Artık benim için ikinci kritik eşiğe yaklaşıyoruz; Gelidonya feneri... yakından göremiyorsun, ışığı başının üzerinden geçip gidiyor ancak uzaklaştıkça kendini sana gösteriyor. Bu seferde; Deveboynu yaklaşmanın, ulaşmanın ışığıyken; Gelidonya ise gidişin, ayrılışın ışığı oldu... Deveboynu'nu geçerken yaşadığım fütursuz coşku, Gelidonya'da içinde bir miktar da kaygı ve tedirginlik barındırıyordu... Bundan sonrasını daha önce Bülent Abi'nin
http://heyamolahey.com/kose-yazilari/antalya-korfez-gecisi-uzun-surer/30/ yazısının altına yazdığım yerden alıntılayacağım:
Yardımcı Burnunu geçerken geceydi; o gece ilk defa tekne ilerledikçe kaçışan balık sürüsünün oluşturduğu eşsiz yakamozu gördüm. Deniz sonsuz bir ışık hüzmesiyken doğuya doğru önümüz sonsuz bir karanlıktı.
Gelidonya diye haykırdım... Fenerin tepesinden şimdi geçtiğim denizlere bakarak kurduğum hayal aklıma düştü yine, nihayet gerçek olmuştu. Kaptan dedim bak Gelidonya Feneri; şaşırdı isimlerini nasıl biliyorumdu. Bizim kaptan içinse sadece bir çakardı. Yapma kaptan Deveboynuna da çakar demiştin. Gözümdeki yaşı karanlık gizlediyse de sesimin titremesini bastıramıyordum.
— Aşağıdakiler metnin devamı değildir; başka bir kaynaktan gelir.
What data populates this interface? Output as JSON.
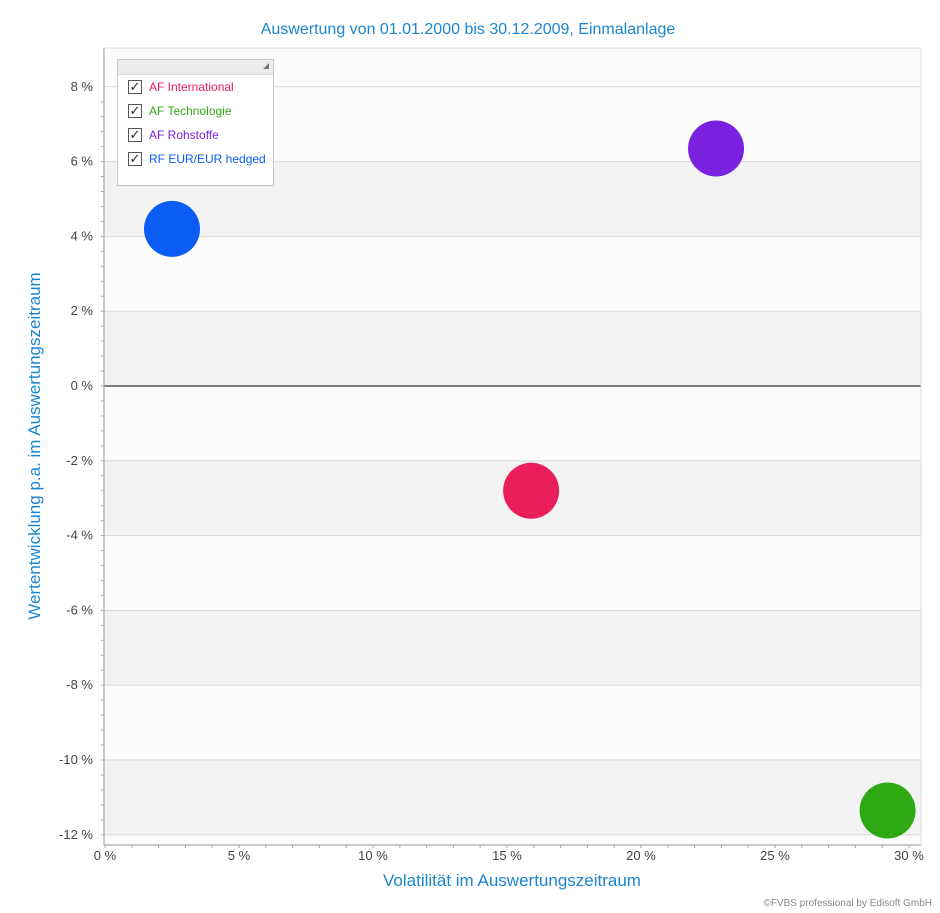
{
  "chart_data": {
    "type": "scatter",
    "title": "Auswertung von 01.01.2000 bis 30.12.2009, Einmalanlage",
    "xlabel": "Volatilität im Auswertungszeitraum",
    "ylabel": "Wertentwicklung p.a. im Auswertungszeitraum",
    "xlim": [
      0,
      30.5
    ],
    "ylim": [
      -12.2,
      8.9
    ],
    "x_ticks": [
      0,
      5,
      10,
      15,
      20,
      25,
      30
    ],
    "x_tick_labels": [
      "0 %",
      "5 %",
      "10 %",
      "15 %",
      "20 %",
      "25 %",
      "30 %"
    ],
    "y_ticks": [
      8,
      6,
      4,
      2,
      0,
      -2,
      -4,
      -6,
      -8,
      -10,
      -12
    ],
    "y_tick_labels": [
      "8 %",
      "6 %",
      "4 %",
      "2 %",
      "0 %",
      "-2 %",
      "-4 %",
      "-6 %",
      "-8 %",
      "-10 %",
      "-12 %"
    ],
    "grid": true,
    "legend_position": "top-left",
    "series": [
      {
        "name": "AF International",
        "color": "#e91e5a",
        "x": 15.9,
        "y": -2.8
      },
      {
        "name": "AF Technologie",
        "color": "#2ea813",
        "x": 29.2,
        "y": -11.35
      },
      {
        "name": "AF Rohstoffe",
        "color": "#7b22e0",
        "x": 22.8,
        "y": 6.35
      },
      {
        "name": "RF EUR/EUR hedged",
        "color": "#0a5cf5",
        "x": 2.5,
        "y": 4.2
      }
    ]
  },
  "legend": {
    "check_glyph": "✓"
  },
  "copyright": "©FVBS professional by Edisoft GmbH"
}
Kri-kri istikametini Anamur'a doğru vermişken kaptan dümende bense arkam dönük gözüm hep Gelidonya fenerindeydi taa ki küçük bir nokta kalıncaya kadar...Yeniden görüşene dek..Artık belli ki bir hiçliğin içine dalıyorduk.. Radyo susmuştu, telsiz susmuştu...sadece Marmara Ege Haritası yüklü olan chartplotter detay vermez olmuştu. Belli ki artık başka bir diyara giriş yapıyorduk... Benimle yaşıt Kri-Kri, kim bilir ne denizler gezmişti... Acaba buralara daha önce gelmiş miydi? Kıbrıs'a gideriz Kri-Kri, belki de Beyrut'a ne dersin? Belki savaşlar biter de şöyle tadıyla uzun bir Doğu Akdeniz turu atarız Kri-Kri, ne dersin? Uyumuşum...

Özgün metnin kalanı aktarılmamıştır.